20 December 2006

The Decision Is In...

No casino in Gettysburg:

Pa. gaming board awards 5 slots licenses in historic session

12/20/2006, 12:06 p.m. ET
By MARC LEVY
The Associated Press


HARRISBURG, Pa. (AP) — State gambling regulators on Wednesday awarded five slots licenses for casino projects in Philadelphia, Pittsburgh, Bethlehem and the Pocono Mountains, while rejecting bids that included a proposal for a slots parlor near the historic Gettysburg battlefield.

The Pennsylvania Gaming Control Board awarded two Philadelphia licenses to groups led by billionaire developer Neil G. Bluhm and by Connecticut-based Mashantucket Pequot Tribal Nation. In Pittsburgh, the board awarded a license to Detroit-based casino developer Don H. Barden.

Las Vegas-based casino operator Las Vegas Sands Corp. won a license for a Bethlehem casino and businessman Louis A. DeNaples won one for a Pocono Mountain resort.

The gaming board can award as many as 11 permanent slots licenses, each allowing as many as 5,000 machines.
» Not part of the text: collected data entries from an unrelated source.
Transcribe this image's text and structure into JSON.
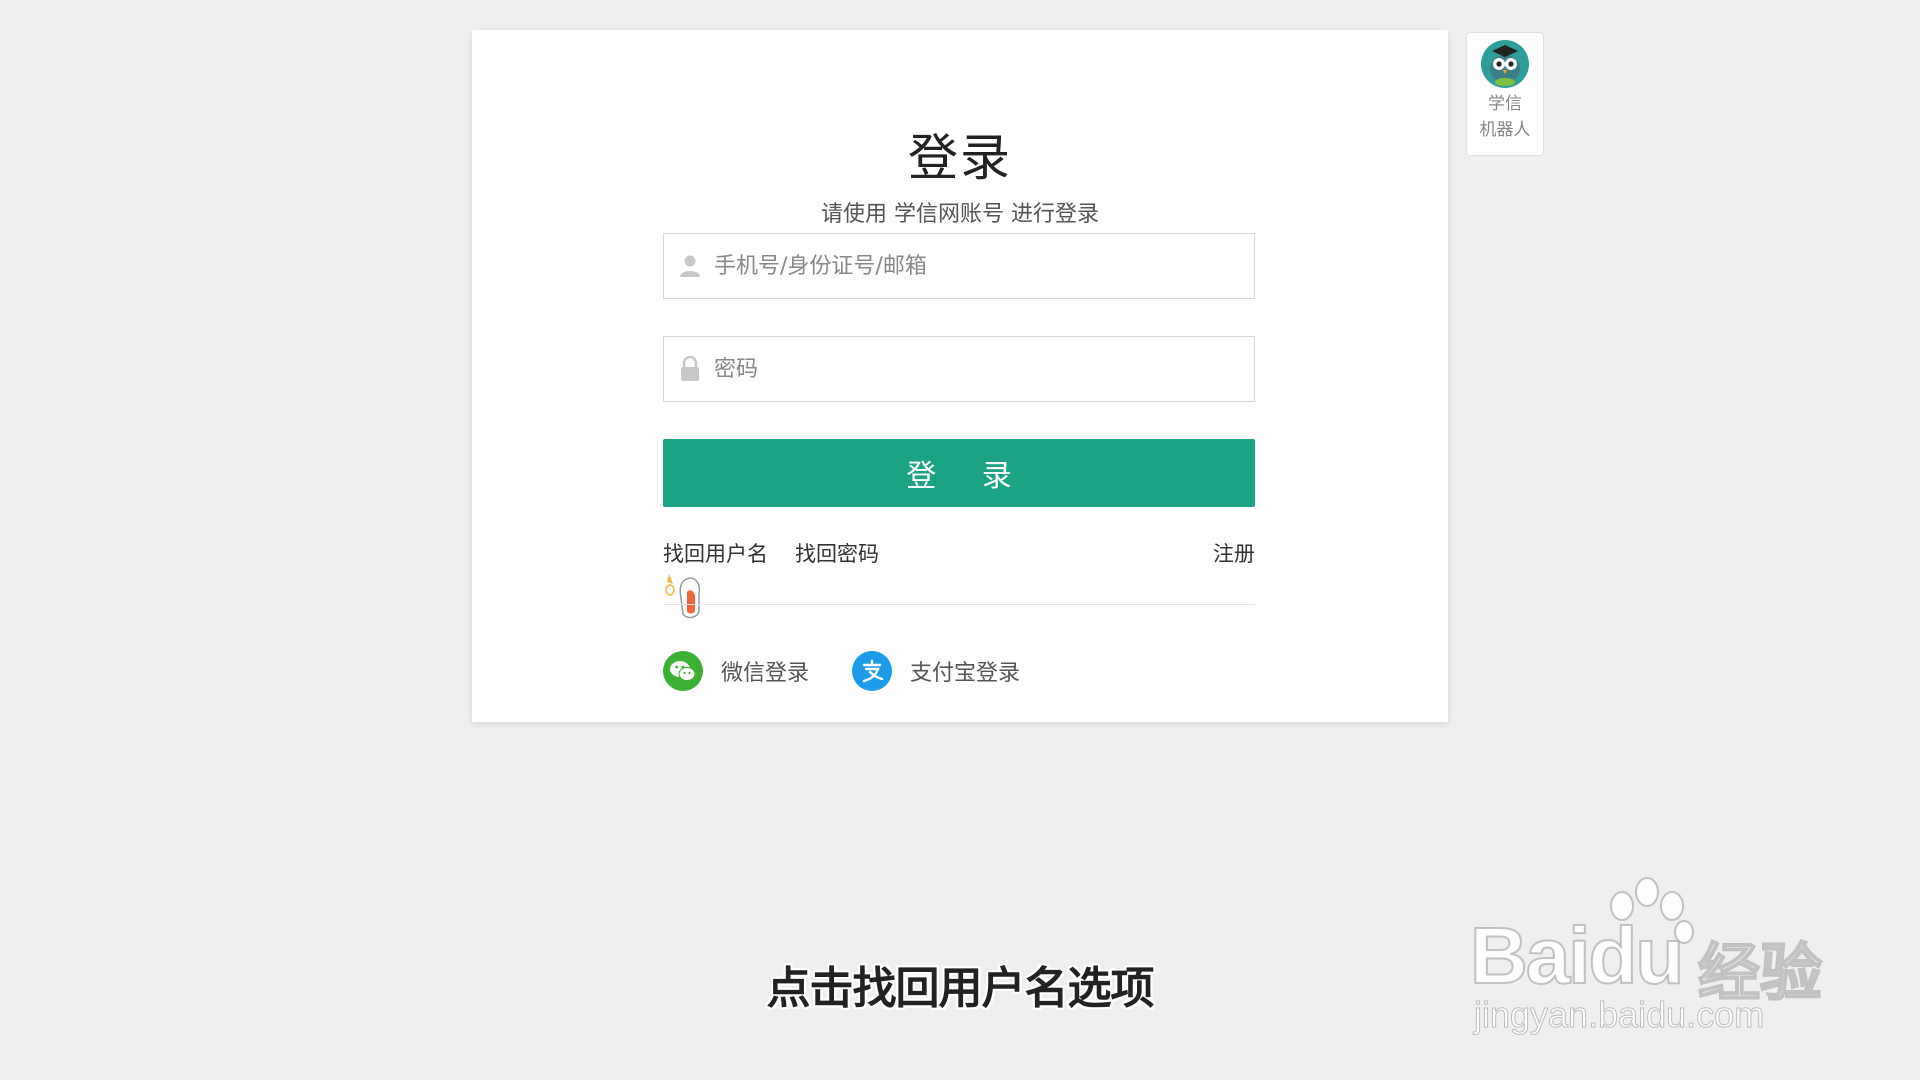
{
  "login": {
    "title": "登录",
    "subtitle": "请使用 学信网账号 进行登录",
    "username_placeholder": "手机号/身份证号/邮箱",
    "password_placeholder": "密码",
    "login_button": "登 录",
    "forgot_username": "找回用户名",
    "forgot_password": "找回密码",
    "register": "注册",
    "wechat_login": "微信登录",
    "alipay_login": "支付宝登录"
  },
  "robot": {
    "line1": "学信",
    "line2": "机器人"
  },
  "caption": "点击找回用户名选项",
  "watermark": {
    "brand": "Bai",
    "brand_du": "du",
    "brand_cn": "经验",
    "url": "jingyan.baidu.com"
  },
  "colors": {
    "primary_button": "#1ca385",
    "wechat": "#3cb034",
    "alipay": "#1d9bea",
    "background": "#eef0f0"
  },
  "icons": [
    "user-icon",
    "lock-icon",
    "wechat-icon",
    "alipay-icon",
    "robot-owl-icon",
    "baidu-paw-icon"
  ]
}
Six licenses are earmarked for the state's horse-racing tracks, while 13 applicants competed for the remaining five stand-alone licenses.

Among the applications the board rejected were:

• a hotly contested proposal by a group led by Connecticut-based Silver Point Capital LP for a casino near the Gettysburg battlefield;

• an application by Donald Trump's Atlantic City, N.J.-based casino company for a casino in Philadelphia;

• a proposal by St. Louis-based casino operator Isle of Capri Casinos Inc. for a casino in Pittsburgh; Isle of Capri had promised to build a new $290 million arena for the Pittsburgh Penguins without using taxpayer money.

So far, two racetracks — Mohegan Sun at Pocono Downs and Philadelphia Park — already have opened slots parlors under conditional licenses, while racetracks in Chester and near Erie are expected to open slots parlors in the next two months.

Gov. Ed Rendell rejuvenated a 25-year drive to legalize casino-style gambling in Pennsylvania by promising that slots revenue would help reduce property taxes and revive the state's declining horse-racing industry. The law passed in 2004 authorized up to 61,000 slot machines at 14 sites.